Далее шли комментарии и заметки, но никто не высказывался четко, каким должно было быть убийство, чтобы приговор оказался таким. Мэл предположила, что описанный способ может быть каким-то символом, но тотчас отбросила за бессмысленностью. Poena даже в античных источниках упоминалась, как нечто древнее. Садистский обряд. Что веками пытались искоренить, строя юридическую систему, и даже получилось, - но однажды в результате схоластического эксперимента мера обрела новую жизнь. "Последний раз" - едва дыша, читала Мэл, - "данный приговор был вынесен женщине в Саксонии за детоубийство".

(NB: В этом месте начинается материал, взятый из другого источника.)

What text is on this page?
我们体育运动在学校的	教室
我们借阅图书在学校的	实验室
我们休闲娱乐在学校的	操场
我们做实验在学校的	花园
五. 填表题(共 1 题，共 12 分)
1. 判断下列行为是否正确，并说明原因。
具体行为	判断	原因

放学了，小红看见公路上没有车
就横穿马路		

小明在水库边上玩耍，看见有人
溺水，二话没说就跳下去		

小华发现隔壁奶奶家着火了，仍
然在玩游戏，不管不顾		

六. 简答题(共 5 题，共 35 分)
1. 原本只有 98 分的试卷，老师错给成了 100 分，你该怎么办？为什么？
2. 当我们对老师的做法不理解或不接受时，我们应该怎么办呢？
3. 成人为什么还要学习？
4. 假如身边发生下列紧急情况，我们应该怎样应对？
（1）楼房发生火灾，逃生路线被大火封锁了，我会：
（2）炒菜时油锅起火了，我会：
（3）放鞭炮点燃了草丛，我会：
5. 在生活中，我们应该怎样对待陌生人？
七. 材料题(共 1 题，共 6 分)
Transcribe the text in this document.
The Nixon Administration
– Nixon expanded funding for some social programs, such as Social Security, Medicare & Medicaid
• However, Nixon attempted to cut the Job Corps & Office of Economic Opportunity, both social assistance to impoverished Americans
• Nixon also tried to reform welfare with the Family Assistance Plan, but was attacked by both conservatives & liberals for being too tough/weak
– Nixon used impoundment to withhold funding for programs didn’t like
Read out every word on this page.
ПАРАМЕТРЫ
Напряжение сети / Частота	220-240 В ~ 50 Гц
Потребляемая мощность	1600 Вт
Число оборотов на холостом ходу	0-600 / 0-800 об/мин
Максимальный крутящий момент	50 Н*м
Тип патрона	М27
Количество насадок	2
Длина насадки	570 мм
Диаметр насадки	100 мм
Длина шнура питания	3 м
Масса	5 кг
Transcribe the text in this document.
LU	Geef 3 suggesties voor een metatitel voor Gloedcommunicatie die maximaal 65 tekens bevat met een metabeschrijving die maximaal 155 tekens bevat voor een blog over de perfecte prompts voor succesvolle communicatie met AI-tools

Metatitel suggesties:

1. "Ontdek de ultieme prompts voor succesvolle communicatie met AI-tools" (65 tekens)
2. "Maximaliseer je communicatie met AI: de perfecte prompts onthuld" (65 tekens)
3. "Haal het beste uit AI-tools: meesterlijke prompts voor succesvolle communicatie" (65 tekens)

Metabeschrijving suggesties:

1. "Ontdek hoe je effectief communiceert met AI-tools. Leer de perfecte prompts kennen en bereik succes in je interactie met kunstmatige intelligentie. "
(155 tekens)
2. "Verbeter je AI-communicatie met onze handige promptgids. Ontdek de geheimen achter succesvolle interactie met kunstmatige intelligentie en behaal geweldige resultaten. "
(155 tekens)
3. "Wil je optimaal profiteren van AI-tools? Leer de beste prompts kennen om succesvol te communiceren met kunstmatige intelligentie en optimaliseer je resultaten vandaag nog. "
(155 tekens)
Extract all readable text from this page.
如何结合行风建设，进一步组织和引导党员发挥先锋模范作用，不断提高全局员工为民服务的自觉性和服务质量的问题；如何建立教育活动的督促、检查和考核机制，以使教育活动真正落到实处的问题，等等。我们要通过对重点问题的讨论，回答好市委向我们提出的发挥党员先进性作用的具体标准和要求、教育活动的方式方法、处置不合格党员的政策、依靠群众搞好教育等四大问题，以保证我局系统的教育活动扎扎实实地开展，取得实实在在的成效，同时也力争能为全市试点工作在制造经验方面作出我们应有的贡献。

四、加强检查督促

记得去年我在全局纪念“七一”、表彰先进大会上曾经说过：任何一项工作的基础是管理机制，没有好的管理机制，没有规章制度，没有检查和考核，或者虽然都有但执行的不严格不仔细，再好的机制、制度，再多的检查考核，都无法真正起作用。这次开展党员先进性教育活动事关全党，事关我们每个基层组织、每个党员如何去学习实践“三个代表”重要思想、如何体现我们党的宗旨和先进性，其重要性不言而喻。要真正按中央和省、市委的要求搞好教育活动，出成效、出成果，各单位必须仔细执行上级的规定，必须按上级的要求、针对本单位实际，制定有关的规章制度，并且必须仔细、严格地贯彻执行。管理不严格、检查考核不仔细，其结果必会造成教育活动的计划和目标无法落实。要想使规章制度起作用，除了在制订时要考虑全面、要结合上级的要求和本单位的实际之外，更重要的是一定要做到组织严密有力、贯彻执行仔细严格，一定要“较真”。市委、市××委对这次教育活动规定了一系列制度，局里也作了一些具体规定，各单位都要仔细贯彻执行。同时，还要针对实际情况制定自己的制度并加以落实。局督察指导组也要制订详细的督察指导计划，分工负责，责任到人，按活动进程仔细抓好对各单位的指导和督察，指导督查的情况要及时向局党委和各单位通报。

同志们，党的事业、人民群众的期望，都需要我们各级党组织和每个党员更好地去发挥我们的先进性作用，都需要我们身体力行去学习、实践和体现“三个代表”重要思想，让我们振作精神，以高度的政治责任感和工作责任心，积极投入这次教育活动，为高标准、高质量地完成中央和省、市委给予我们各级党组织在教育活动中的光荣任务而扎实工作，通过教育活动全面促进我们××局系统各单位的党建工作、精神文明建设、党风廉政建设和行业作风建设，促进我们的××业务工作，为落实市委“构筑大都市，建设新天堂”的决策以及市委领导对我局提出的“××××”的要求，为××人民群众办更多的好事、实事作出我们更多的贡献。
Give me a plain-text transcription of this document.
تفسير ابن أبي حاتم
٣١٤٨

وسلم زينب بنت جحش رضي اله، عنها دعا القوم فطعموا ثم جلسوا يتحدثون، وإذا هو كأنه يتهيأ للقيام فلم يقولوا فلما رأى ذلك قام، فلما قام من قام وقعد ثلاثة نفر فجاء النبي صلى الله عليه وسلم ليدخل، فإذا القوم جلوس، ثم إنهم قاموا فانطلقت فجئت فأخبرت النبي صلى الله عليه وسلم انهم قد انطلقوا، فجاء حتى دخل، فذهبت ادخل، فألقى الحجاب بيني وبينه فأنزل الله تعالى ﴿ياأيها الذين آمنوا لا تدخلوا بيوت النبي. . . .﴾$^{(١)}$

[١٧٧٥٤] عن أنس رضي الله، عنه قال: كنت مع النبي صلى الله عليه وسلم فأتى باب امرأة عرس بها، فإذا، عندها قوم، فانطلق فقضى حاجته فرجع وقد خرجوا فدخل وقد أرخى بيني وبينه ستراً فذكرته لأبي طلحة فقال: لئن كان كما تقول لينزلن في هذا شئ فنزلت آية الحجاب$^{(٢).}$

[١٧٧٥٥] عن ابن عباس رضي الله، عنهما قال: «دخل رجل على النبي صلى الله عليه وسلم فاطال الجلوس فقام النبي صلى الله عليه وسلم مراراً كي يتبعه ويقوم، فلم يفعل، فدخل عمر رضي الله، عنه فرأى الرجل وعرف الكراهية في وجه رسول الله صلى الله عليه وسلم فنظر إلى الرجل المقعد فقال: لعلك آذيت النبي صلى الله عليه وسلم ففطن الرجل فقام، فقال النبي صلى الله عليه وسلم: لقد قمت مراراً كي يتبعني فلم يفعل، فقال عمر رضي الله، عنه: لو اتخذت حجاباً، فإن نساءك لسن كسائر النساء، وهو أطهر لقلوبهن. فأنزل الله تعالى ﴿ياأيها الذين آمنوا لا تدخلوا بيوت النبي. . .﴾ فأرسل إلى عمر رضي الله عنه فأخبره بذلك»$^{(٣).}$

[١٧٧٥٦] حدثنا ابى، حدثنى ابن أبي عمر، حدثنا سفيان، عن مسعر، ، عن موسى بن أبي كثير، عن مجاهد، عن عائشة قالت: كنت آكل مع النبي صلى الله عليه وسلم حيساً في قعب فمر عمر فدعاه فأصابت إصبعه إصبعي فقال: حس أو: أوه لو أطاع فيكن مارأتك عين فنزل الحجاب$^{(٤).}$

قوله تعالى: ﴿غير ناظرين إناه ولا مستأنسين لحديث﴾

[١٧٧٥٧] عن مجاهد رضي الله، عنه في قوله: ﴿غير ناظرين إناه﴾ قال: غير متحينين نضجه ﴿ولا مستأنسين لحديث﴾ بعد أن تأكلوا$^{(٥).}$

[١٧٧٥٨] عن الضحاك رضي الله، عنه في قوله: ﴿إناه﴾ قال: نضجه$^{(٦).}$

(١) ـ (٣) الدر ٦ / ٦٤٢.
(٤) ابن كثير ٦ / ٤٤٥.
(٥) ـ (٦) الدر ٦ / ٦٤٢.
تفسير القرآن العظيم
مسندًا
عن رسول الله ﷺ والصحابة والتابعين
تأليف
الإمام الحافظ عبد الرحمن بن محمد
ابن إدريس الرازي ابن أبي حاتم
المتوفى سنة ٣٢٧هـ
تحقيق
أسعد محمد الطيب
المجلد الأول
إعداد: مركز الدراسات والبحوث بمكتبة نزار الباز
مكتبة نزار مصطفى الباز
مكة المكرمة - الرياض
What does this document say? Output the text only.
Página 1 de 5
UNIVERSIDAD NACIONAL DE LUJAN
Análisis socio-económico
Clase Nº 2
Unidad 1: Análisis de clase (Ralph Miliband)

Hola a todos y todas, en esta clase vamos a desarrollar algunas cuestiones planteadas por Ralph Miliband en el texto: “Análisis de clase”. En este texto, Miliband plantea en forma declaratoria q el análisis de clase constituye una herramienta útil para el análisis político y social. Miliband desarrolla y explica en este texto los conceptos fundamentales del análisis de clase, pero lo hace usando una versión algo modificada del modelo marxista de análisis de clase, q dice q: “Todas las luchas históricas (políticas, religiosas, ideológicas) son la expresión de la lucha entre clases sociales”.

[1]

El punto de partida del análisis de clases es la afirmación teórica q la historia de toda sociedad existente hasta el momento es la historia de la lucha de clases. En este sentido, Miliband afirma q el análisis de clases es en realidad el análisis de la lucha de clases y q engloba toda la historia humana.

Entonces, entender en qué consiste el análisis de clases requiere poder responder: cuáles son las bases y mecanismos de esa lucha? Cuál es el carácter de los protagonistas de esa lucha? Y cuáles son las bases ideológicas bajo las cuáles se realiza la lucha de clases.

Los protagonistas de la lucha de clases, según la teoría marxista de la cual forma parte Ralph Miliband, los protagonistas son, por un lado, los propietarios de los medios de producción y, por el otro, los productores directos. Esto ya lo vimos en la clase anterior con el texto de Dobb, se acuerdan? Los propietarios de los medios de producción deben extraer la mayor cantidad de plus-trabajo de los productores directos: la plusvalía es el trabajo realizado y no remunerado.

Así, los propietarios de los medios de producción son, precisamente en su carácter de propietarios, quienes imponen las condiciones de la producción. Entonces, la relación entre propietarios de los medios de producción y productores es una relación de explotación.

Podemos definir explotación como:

Кожаный ком на полу комнаты. Оболочка не высвобождающая, как ни растягивай.

"Последний крик петуха" - следовало дальше в тексте, - "как в традиции крест на могиле, служит ориентиром для обнаружения места затопления". Kikeriki, кричал для нее петух, но она не придала значения. А надо было.

И захлебнувшаяся женщина тоже говорила. Что хотела она передать, покусанная и заклеванная петухом, собакой, змеей и обезьяной, истекающая кровью под их когтями, спеленатая кожаным сморщивающимся мешком?

Что просочившаяся вода заполнила легкие и принесла облегчение? Или наоборот несла муки еще более страшные?

С близкими Джоанны у Мэл не сложилось. В первый раз, встретившись за ужином в ресторане отеля, куда по приезду родители и сестра пригласили ее, все были раздавлены страшной потерей, и не делили горе на свое и постороннее. Говорили друг другу слова сочувствия, ободряли и интересовались пустяками. Вторая встреча оказалась диаметрально противоположна первой: слова не способны были воссоздать мир, и вечер прошел практически в молчании. Отец Джоанны сидел, уставившись в тарелку, и если отвлекался, то исключительно для того, чтобы перебить Мэл и спросить, почему же она так неожиданно улетела в Лондон, может была между ними ссора?